Brooklyn, NY: Peanut Books, 2013. 82 pages. ISBN-13: 978-0615792484. DOI: 10.21983/P3.0030.1.00. OPEN-ACCESS e-book and $18.00 in print: paperbound/5.75 X 11 in.

 

I remember hearing a story that might not be true: Isak Dinesen eating nothing but white grapes, oysters, and Chardonnay until she died, presumably in a fur coat. This book knows everything I love about that story—but no way no how is it going down like that.

~ Lucy Corin, author of One Hundred Apocalypses and Other Apocalypses (McSweeney’s, 2013)

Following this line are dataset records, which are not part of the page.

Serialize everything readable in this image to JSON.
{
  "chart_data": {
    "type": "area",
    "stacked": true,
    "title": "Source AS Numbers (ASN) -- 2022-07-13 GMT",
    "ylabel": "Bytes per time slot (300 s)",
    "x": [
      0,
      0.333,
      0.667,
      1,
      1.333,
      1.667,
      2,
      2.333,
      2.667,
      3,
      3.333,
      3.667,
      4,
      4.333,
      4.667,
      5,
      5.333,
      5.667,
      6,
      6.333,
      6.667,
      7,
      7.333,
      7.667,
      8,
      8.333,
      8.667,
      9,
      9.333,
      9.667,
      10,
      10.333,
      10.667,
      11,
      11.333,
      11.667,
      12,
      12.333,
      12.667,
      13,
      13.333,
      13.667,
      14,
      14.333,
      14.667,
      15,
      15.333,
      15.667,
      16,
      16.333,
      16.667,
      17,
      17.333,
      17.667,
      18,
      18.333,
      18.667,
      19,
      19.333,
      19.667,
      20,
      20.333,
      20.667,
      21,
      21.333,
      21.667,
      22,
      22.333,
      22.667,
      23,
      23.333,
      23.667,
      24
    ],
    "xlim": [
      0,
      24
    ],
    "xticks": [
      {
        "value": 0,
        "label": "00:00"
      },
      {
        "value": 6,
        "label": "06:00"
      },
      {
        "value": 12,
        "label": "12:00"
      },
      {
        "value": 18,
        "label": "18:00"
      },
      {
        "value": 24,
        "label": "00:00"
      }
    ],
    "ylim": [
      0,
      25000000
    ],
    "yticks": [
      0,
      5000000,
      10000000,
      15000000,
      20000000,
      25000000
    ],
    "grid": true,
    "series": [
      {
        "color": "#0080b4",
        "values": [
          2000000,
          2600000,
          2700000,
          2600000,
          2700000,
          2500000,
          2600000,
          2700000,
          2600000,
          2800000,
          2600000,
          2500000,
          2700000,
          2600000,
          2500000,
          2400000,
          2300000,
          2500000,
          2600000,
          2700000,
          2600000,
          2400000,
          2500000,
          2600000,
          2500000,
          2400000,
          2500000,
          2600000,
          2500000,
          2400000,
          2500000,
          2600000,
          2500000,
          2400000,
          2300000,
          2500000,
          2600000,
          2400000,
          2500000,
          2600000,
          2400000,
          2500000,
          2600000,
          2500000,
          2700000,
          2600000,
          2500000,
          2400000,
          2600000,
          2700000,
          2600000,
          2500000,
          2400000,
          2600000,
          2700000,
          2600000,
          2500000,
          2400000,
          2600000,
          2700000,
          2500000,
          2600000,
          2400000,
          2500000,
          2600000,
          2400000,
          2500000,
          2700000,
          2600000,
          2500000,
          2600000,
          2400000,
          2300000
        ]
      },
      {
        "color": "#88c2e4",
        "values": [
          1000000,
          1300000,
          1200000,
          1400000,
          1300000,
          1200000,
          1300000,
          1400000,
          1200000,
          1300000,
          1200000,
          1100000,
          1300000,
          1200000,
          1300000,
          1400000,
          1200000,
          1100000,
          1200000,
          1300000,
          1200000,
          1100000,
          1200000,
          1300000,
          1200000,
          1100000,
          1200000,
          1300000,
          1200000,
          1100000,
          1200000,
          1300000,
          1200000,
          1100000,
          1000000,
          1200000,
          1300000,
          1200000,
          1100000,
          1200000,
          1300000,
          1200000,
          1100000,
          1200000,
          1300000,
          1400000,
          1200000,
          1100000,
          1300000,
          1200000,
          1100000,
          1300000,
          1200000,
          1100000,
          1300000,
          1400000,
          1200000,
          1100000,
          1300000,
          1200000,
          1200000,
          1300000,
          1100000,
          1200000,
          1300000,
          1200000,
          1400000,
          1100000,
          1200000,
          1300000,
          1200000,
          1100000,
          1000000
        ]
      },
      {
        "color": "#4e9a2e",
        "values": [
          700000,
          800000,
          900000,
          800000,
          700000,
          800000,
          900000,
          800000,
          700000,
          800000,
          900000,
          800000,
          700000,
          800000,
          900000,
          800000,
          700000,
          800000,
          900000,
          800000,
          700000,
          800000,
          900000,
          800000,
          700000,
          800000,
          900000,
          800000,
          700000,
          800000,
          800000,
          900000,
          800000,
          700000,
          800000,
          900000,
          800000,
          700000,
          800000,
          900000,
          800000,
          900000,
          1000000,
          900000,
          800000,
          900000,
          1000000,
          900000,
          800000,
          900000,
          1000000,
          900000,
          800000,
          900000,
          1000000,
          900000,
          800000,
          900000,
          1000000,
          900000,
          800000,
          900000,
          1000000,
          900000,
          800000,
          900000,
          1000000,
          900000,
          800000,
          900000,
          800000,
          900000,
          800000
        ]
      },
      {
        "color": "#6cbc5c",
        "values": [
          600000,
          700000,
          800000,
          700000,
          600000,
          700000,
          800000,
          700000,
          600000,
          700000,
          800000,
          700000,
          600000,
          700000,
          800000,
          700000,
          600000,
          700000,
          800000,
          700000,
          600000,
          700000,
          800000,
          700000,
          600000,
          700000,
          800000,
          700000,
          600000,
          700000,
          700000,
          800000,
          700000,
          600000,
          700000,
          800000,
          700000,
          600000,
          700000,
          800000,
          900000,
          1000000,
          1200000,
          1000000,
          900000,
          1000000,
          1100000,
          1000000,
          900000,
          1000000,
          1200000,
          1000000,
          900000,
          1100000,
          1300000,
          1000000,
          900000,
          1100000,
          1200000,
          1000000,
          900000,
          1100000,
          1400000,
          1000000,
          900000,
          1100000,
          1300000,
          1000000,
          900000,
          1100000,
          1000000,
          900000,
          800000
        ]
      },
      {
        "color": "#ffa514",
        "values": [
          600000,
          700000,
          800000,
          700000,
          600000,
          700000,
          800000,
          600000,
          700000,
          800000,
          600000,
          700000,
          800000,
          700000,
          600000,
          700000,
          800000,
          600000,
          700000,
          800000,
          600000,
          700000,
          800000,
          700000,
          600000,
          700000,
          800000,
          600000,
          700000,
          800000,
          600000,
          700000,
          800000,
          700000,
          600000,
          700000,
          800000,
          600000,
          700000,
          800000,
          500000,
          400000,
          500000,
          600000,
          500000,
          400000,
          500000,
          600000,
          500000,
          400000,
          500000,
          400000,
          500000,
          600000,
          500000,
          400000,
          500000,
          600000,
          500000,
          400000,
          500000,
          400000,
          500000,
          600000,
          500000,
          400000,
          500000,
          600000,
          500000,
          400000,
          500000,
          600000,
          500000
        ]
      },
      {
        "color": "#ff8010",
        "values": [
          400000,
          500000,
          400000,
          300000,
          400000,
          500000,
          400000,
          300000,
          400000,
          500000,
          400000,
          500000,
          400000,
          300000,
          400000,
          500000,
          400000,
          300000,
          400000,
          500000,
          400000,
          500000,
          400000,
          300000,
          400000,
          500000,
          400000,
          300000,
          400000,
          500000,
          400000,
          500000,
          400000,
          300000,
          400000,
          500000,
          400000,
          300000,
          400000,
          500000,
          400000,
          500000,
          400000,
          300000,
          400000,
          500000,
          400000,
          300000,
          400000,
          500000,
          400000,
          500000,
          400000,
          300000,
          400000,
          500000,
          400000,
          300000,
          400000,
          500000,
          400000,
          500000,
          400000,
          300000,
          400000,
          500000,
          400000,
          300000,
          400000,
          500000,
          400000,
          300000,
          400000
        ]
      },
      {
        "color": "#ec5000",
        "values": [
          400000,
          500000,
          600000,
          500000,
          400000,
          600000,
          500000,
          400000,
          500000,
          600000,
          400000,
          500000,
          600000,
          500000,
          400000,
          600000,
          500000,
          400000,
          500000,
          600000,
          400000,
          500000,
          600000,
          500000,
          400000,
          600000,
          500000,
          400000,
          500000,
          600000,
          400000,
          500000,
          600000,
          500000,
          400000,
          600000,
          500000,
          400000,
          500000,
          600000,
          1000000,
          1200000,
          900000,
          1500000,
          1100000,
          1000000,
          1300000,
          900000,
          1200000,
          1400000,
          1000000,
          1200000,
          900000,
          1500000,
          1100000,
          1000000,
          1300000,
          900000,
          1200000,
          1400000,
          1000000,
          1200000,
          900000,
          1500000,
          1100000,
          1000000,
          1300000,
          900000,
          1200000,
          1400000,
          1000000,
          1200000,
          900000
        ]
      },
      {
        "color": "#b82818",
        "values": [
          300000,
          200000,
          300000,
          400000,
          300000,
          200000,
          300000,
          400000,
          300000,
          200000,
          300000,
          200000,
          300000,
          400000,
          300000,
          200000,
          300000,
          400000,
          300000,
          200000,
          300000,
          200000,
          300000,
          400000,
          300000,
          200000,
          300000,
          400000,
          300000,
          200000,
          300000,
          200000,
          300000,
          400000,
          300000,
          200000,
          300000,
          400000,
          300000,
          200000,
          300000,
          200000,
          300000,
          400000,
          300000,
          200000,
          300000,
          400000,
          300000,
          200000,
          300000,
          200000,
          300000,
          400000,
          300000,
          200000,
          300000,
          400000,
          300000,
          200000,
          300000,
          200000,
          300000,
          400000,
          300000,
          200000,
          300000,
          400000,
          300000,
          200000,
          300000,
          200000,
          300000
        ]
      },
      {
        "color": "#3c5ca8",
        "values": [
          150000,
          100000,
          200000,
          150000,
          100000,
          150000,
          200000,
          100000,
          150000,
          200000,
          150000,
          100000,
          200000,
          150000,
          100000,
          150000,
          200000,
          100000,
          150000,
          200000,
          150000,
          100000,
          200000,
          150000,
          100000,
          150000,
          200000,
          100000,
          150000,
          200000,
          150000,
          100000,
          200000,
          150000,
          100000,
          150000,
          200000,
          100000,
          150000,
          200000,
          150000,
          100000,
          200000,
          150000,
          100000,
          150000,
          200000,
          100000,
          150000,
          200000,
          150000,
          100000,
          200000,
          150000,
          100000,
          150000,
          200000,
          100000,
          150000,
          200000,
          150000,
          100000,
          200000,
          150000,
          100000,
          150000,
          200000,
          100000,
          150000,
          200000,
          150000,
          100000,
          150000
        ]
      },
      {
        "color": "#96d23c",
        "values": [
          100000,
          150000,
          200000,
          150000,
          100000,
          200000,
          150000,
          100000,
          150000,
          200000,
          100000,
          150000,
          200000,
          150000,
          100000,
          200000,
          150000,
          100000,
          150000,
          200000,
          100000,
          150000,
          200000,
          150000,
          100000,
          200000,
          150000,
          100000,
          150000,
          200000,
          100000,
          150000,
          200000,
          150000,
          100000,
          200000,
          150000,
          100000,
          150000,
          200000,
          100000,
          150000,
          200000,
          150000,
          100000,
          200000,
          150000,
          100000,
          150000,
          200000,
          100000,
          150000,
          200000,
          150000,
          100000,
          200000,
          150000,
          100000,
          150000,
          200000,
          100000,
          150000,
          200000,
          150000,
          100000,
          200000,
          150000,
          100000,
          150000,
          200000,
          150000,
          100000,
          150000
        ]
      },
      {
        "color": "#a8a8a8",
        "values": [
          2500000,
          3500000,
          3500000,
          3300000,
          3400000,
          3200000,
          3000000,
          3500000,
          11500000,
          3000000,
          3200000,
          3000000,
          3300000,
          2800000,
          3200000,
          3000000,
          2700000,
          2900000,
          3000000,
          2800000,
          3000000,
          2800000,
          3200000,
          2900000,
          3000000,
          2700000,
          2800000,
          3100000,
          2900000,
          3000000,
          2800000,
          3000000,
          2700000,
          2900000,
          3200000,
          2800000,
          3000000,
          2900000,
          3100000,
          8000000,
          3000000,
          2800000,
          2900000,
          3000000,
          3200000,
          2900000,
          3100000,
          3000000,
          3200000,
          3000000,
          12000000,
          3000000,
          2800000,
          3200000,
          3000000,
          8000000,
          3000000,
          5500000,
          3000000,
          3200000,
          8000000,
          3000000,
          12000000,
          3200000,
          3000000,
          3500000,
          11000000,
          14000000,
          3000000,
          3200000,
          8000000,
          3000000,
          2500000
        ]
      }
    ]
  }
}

We have been missing poems like these for a long time.  It’s as if one were overhearing the grotesque and beloved “Matthew mighty-grain-of-salt O’Connor” coming through James Merrill’s Ouija board. Michael Snediker is one of the most original and affecting poets of his generation.

~ Daniel Tiffany, author of Neptune Park (Omnidawn, 2013)

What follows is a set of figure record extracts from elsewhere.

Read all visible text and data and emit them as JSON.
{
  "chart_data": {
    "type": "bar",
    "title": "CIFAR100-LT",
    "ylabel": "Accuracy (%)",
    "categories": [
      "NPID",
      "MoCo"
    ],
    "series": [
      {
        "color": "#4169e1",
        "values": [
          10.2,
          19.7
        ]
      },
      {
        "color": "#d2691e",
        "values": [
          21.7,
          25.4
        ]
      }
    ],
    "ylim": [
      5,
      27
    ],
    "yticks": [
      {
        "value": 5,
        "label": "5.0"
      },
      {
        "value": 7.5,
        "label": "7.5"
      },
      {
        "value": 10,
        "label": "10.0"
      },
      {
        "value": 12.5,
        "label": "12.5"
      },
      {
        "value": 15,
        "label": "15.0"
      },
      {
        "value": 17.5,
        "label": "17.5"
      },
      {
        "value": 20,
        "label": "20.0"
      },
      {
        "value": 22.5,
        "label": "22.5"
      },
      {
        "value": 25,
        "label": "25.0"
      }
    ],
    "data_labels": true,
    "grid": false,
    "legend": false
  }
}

Imagine Roland Barthes & Wayne Koestenbaum & Proust & the Family Guy holding hands in a perfectly spiked smoothie. Oh, and throw in lots of Gloria Swanson on mescaline.

~ Adam Fitzgerald, author of The Late Parade: Poems and editor of MAGGY Poetry Magazine

The Apartment of Tragic Appliances: Poems

The Apartment of Tragic Appliances Listed as a Finalist for a 2013 Literary Lambda Award (Gay Poetry)! 

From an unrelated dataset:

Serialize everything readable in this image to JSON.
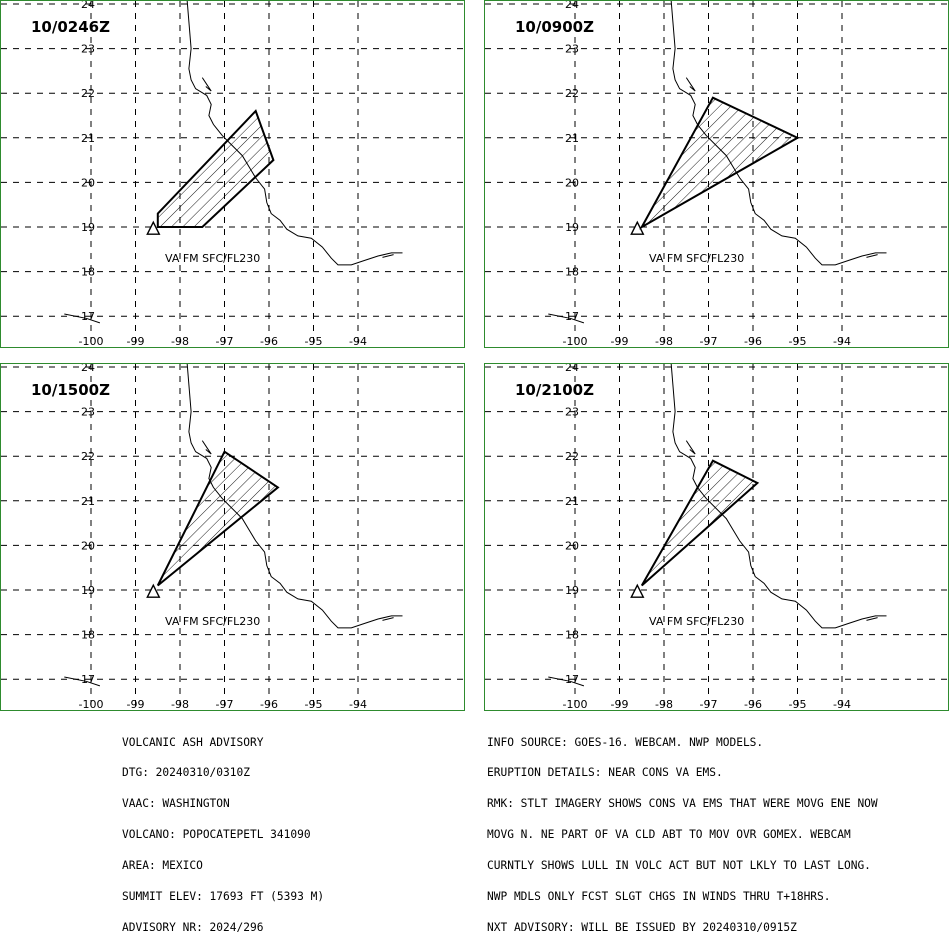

The Apartment of Tragic Appliances is a literal place in which a hapless, portable dishwasher “heats residue only to reimagine cleanliness as an art project,” a recalcitrant microwave neglects to heat, and a refrigerator dies an inconvenient, bulky death. It is also that psychic space in which we consider our loneliness, our wandering hearts, our unpacked boxes, our vulgar desires.

In Queer Optimism: Lyric Personhood and Other Felicitous Persuasions (Minnesota, 2007), Michael Snediker worked “in the interests of felicity” to undermine the ways in which queer theory customarily privileges shame and melancholy. Here, in his first full-length collection of poetry, he undertakes a similar upending of expectation, acknowledging “gay sadness” but refusing to fall fully under its sway. The demi-tragedies of daily life are recounted by a voice that is variously wistful, giddy, bawdy, silly, and tart.

Along the way, Michael Snediker sets off an impressive pyrotechnic display of literary allusion, drawing on the superstars of the Western canon (think: Virgil, Racine, Proust, James, Wharton, Tennessee Williams) and of popular culture (Lucille Ball, John Travolta, Alex Trebek).

Buyer beware: In these pages you will not find advice on how to feng shui your duplex or tame a Cuisinart run amok. Instead, you will find something far rarer: a book of poetic sustenance. As Daniel Tiffany observes, “We have been missing poems like these for a long time.”